Les mots, tous les lecteurs de Maryline Desbiolles le savent, c’est d’eux qu’elle part. Que Djamel se dise effarouché, elle revient sur l’adjectif, puise dans ses racines et part, comme une dératée. Le mot, là non plus, ne tombe pas par hasard. Son premier roman, jamais édité, s’intitulait Le dératé. Toujours une histoire de course et de souffle, et aujourd’hui dans le contexte de la pandémie, du confinement. L’écrivain ne peut rencontrer les témoins, sinon à travers un écran. « Je cours et j’essaie d’attraper des mots au vol », écrit-elle. Et parfois elle se heurte aux obstacles, a l’impression de « marcher sur des charbons ardents ». Ou encore de perdre pied. À un moment parce qu’elle boite, littéralement, à d’autres parce que c’est compliqué : « Je ne sais pas si tout s’embrouille ou si tout se frotte, se marie, s’appareille, je ne sais pas. »

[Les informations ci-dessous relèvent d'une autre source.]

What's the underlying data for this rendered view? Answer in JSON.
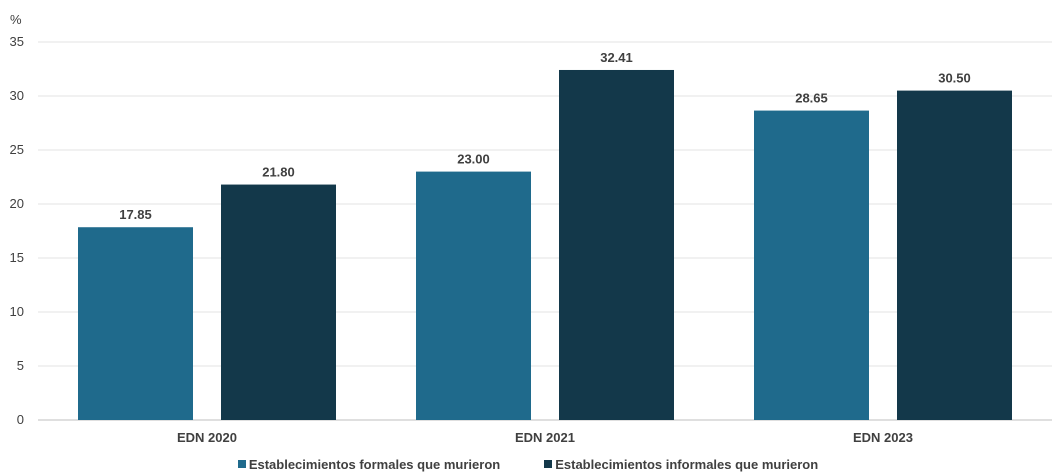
{
  "chart_data": {
    "type": "bar",
    "unit_label": "%",
    "categories": [
      "EDN 2020",
      "EDN 2021",
      "EDN 2023"
    ],
    "series": [
      {
        "name": "Establecimientos formales que murieron",
        "color": "#1f6a8c",
        "values": [
          17.85,
          23.0,
          28.65
        ],
        "labels": [
          "17.85",
          "23.00",
          "28.65"
        ]
      },
      {
        "name": "Establecimientos informales que murieron",
        "color": "#13384a",
        "values": [
          21.8,
          32.41,
          30.5
        ],
        "labels": [
          "21.80",
          "32.41",
          "30.50"
        ]
      }
    ],
    "ylim": [
      0,
      35
    ],
    "yticks": [
      "0",
      "5",
      "10",
      "15",
      "20",
      "25",
      "30",
      "35"
    ],
    "grid": true,
    "legend_position": "bottom"
  }
}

Charbons ardents est de ces livres où l’autobiographie entre en biais, pas pour occuper le cadre, plutôt pour établir les liens. En 1983, la future autrice est étudiante, et « pionne » au collège Maurice-Jaubert de Nice. Elle va au cinéma, nous lisons la liste de ce qu’elle y voyait en octobre. Ce qui est commun à une génération aimant les salles obscures. Au même moment, la Marche, telle qu’en 2021 la lui raconte Fatima Mehallel : « On était une poignée de gamins au départ de Marseille. Plus on marchait, plus on grandissait. Jusque-là, on avait été invisibles. Et voilà qu’on était vus. » L’étudiante regardait autour d’elle, écoutait ce qui se disait, ce qui se taisait, ce qui se hurlait. Parlant avec Djamel Atallah, l’un des « fidèles » (au sens de loyal, sûr) de Christian Delorme, Marilyne Desbiolles s’aperçoit que le père de l’un était, pendant les « évènements » d’Algérie, de « l’autre côté », en face de l’autre. Pour la police de ces années 1980, Djamel restait « le melon » ou « le fellaga ».

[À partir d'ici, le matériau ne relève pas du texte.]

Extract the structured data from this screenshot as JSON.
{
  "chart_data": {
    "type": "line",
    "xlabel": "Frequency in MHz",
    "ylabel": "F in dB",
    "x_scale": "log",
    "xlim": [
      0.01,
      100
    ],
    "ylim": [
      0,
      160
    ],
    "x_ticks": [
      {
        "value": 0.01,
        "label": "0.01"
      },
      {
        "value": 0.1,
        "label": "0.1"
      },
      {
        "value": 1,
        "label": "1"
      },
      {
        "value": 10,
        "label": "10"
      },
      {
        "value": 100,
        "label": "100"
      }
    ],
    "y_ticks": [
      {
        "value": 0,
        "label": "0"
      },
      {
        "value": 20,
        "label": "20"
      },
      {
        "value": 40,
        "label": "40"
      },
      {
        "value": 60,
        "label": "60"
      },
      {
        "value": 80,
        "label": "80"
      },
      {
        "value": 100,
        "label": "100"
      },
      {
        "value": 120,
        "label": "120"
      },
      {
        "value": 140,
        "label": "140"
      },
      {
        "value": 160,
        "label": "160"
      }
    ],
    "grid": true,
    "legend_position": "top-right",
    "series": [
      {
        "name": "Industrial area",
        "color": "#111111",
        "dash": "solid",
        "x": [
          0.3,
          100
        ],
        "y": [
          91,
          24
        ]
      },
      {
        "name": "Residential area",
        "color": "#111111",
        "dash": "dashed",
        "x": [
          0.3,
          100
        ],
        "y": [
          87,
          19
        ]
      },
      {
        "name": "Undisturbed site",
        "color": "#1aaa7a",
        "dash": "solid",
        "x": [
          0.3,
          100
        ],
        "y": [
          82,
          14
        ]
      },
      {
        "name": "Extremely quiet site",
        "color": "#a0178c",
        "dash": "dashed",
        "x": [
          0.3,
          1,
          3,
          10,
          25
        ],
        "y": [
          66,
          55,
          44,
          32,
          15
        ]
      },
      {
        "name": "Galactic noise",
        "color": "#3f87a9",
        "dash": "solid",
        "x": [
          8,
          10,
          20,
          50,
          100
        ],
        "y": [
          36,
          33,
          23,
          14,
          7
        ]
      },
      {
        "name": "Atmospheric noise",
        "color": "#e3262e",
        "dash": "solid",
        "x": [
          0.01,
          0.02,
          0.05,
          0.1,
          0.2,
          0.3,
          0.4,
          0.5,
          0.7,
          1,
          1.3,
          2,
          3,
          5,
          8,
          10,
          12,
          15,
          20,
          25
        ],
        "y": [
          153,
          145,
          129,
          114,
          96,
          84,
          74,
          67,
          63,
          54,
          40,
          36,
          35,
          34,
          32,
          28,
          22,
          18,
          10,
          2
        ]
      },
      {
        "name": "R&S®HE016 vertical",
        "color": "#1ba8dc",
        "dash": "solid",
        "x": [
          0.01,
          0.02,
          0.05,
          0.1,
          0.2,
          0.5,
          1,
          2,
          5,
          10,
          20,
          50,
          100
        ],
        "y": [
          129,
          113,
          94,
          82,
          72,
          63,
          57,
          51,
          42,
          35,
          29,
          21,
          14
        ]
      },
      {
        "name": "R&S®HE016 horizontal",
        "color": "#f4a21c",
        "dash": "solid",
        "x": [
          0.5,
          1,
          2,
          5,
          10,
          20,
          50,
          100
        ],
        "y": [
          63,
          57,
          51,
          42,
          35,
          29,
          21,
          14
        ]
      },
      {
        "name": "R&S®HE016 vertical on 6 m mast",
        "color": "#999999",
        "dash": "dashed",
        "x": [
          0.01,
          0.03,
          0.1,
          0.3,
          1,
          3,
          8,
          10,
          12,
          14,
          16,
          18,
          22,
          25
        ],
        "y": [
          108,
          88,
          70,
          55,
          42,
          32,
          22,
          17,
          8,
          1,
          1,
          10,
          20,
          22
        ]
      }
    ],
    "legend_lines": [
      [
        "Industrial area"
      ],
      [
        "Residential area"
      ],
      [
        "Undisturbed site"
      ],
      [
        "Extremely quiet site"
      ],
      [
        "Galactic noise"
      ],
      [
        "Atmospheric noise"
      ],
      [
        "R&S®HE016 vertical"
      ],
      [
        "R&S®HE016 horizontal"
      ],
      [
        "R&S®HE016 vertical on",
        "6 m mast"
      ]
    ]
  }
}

Charbons ardents n’est pas un livre isolé dans l’œuvre de son autrice. D’abord parce qu’il se déroule pour partie dans sa région, du côté de Nice, et que, pendant la période d’écriture, les fleuves et rivières débordent, la vallée de la Roya est dévastée, écho lointain de Rupture, un roman publié en 2018. L’autrice lit Isabelle Eberhardt, morte dans un oued algérien en crue en octobre 1904. Comme si les époques se superposaient.
Mais les livres qui font lien pour celles et ceux qu’elle interroge et qui lui font dès lors confiance, c’est Le beau temps, consacré à ce Maurice Jaubert plus haut cité, et surtout C’est pourtant pas la guerre, l’un de ses plus beaux livres, recueil de paroles entendues dans le quartier de l’Ariane. Dans ce livre comme dans Charbons ardents, et comme toujours, ce sont les plus humbles, les silencieux, les mal aimés que l’on voit et entend. Nous sommes loin des slogans, loin des paroles confites ou gelées, emportés par le flux de la langue, par le flot de ces gens qui marchent : « Ils marchent contre la guerre qui gronde en eux ». Et avec Marilyne Desbiolles nous les retrouvons.